Un grand journaliste du XXe siècle, Pierre Viansson-Ponté, celui qui annonça avec dix jours d’avance l’éclatement des événements de mai 68 dans son fameux édito du « Monde », « La France s’ennuie », affirmait que l’information ne commence que lorsqu’un train n’arrive pas à l’heure. Façon élégante de dire que le respect des horaires allait alors de soi et ne méritait donc pas l’honneur de la presse. Dans un monde où décidément rien ne s’arrange et où les journalistes politiques sont incapables d’expliquer ce qui se passe sous leurs yeux, la rareté de ce qui va bien fait que cela devient ipso facto une information. C’est pourquoi je souhaite vous entretenir dans ces jours de perplexité électorale de ce qui tourne rond et peut donner matière à se réjouir… malgré tout.

J’étais l’autre soir à l’Opéra Bastille tout émoustillé de découvrir cette Juive de Jacques Fromental Halévy, beau-père de Bizet, qui tint le haut du pavé lyrique durant tout un siècle, de sa création en 1835 à l’entre-deux guerres.

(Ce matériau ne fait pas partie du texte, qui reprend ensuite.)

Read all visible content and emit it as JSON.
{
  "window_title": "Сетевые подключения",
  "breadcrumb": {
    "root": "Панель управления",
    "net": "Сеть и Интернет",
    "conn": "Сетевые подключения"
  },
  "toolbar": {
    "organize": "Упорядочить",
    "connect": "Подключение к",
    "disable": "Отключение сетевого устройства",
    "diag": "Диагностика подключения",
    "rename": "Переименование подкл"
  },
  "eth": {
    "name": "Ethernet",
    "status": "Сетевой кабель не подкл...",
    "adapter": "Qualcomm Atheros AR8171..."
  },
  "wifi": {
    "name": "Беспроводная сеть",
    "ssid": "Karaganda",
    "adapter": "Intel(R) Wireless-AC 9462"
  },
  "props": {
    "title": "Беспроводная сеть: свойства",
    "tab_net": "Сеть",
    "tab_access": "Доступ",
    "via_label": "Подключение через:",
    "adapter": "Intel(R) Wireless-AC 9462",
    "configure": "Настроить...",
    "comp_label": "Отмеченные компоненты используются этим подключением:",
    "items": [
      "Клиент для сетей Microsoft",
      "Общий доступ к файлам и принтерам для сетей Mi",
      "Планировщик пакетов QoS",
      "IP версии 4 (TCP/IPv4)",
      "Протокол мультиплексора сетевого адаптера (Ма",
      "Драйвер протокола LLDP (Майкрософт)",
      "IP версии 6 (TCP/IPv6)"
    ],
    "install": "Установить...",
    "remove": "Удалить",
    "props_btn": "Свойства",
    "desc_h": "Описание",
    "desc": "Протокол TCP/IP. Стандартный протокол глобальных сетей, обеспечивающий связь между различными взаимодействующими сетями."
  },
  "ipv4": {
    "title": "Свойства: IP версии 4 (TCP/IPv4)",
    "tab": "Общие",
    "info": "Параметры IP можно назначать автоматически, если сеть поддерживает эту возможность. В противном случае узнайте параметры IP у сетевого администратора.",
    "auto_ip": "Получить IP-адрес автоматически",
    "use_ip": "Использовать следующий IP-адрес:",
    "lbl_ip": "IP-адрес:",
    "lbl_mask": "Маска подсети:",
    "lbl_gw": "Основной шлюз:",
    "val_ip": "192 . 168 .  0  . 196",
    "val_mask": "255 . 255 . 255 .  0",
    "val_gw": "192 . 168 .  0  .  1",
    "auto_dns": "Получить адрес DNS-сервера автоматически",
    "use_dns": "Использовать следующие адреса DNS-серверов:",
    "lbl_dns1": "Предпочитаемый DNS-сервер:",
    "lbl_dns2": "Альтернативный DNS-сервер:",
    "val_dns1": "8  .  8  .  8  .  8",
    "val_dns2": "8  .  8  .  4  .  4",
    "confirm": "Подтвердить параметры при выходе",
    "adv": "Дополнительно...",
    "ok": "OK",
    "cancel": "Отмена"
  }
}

Pour avoir fait le bonheur des bourgeois de la Monarchie de Juillet et du Second Empire, sa musique serait-elle donc nulle ? Par-delà Rossini et Meyerbeer, elle nous mène jusqu’à Gounod et Massenet. C’est le chaînon manquant : il faut féliciter Gerard Mortier de l’avoir ressuscité en s’en donnant les moyens musicaux et vocaux.

Bravo, d’abord, au chef Daniel Oren et aux musiciens de l’Opéra qui en chantant dans leur arbre généalogique ont prouvé qu’ils constituent une phalange internationale du plus haut niveau. Je n’en veux pour preuve que le calamiteux Eugène Onéguine qu’Arte a récemment retransmis du Met de New York : l’orchestre de James Levine est si piteux que le tsar russe de la baguette lui-même, le grand Gergiev, fut impuissant à lui insuffler l’indispensable style russe ! A l’inverse, l’Orchestre de l’Opéra de Paris a su alléger son jeu sans jamais brider l’expression de la passion humaine portant les chanteurs au bout de l’archet.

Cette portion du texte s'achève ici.